Pada 2022, PEN dialokasikan Rp 455,62 triliun. Realisasi hingga 30 Desember 2022 mencapai Rp 396,7 triliun atau 87% dari pagu. Realisasi klaster kesehatan mencapai Rp 61,3 triliun, klaster perlindungan masyarakat sebesar Rp 152 triliun sementara klaster pemulihan ekonomi sebesar Rp 183,4 triliun.

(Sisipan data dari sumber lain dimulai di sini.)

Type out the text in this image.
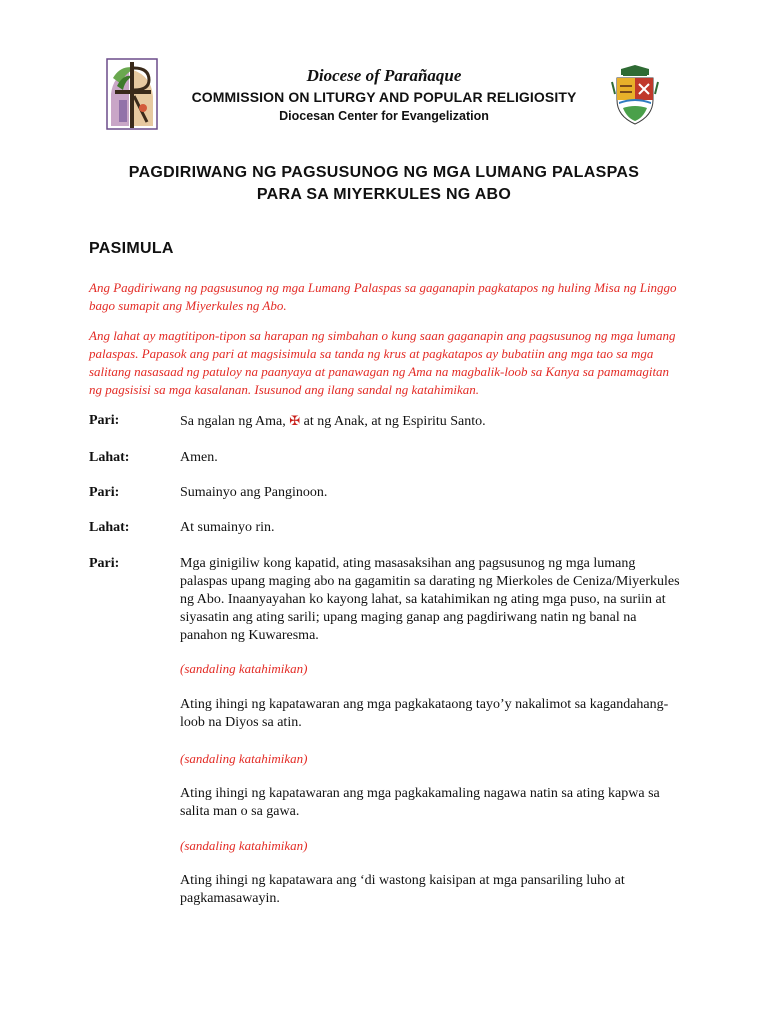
Diocese of Parañaque
COMMISSION ON LITURGY AND POPULAR RELIGIOSITY
Diocesan Center for Evangelization
PAGDIRIWANG NG PAGSUSUNOG NG MGA LUMANG PALASPAS
PARA SA MIYERKULES NG ABO
PASIMULA

Ang Pagdiriwang ng pagsusunog ng mga Lumang Palaspas sa gaganapin pagkatapos ng huling Misa ng Linggo bago sumapit ang Miyerkules ng Abo.

Ang lahat ay magtitipon-tipon sa harapan ng simbahan o kung saan gaganapin ang pagsusunog ng mga lumang palaspas. Papasok ang pari at magsisimula sa tanda ng krus at pagkatapos ay bubatiin ang mga tao sa mga salitang nasasaad ng patuloy na paanyaya at panawagan ng Ama na magbalik-loob sa Kanya sa pamamagitan ng pagsisisi sa mga kasalanan. Isusunod ang ilang sandal ng katahimikan.

Pari:	Sa ngalan ng Ama, ✠ at ng Anak, at ng Espiritu Santo.

Lahat:	Amen.

Pari:	Sumainyo ang Panginoon.

Lahat:	At sumainyo rin.

Pari:	Mga ginigiliw kong kapatid, ating masasaksihan ang pagsusunog ng mga lumang palaspas upang maging abo na gagamitin sa darating ng Mierkoles de Ceniza/Miyerkules ng Abo. Inaanyayahan ko kayong lahat, sa katahimikan ng ating mga puso, na suriin at siyasatin ang ating sarili; upang maging ganap ang pagdiriwang natin ng banal na panahon ng Kuwaresma.

(sandaling katahimikan)

Ating ihingi ng kapatawaran ang mga pagkakataong tayo’y nakalimot sa kagandahang-loob na Diyos sa atin.

(sandaling katahimikan)

Ating ihingi ng kapatawaran ang mga pagkakamaling nagawa natin sa ating kapwa sa salita man o sa gawa.

(sandaling katahimikan)

Ating ihingi ng kapatawara ang ‘di wastong kaisipan at mga pansariling luho at pagkamasawayin.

Realisasi terbesar salah satunya untuk ketahanan pangan senilai Rp36,1 triliun dan klaim pasien sebesar Rp 28,8 triliun.
Perawatan Dijamin BPJS
Dengan adanya pencabutan pandemi tersebut maka anggaran dan program yang dicanangkan semasa pandemi juga resmi dicabut. Namun Muhadjir menjamin bahwa pemerintah bakal tetap memberikan bantuan atau subsidi kepada pasien Covid-19 melalui BPJS Kesehatan.
Bagi peserta BPJS yang tidak mampu, pemerintah menjamin melalui skema Penecegahan dan Pengendalian Infeksi (PPI). "Untuk yang tidak mampu, itu tetap akan dibantu iurannya dari pemerintah yaitu skema PPI (Pencegahan dan Pengendalian Infeksi) baik dananya yang ada di pusat maupun yang ada di daerah provinsi maupun kabupaten," ujarnya.
Namun bagi peserta BPJS yang wajib bayar atau yang telah ditanggung oleh instansi dan perusahaannya maka harus tetap membayar pengobatan atau perawatan.
"Mereka yang berasal dari instansi dari perusahaan itu akan ditanggung iurannya oleh perusahaan atau kalau dia seorang pengusaha sendiri juga atau pengusaha mandiri dia juga akan menanggung iuran BPJSnya sendiri," tuturnya.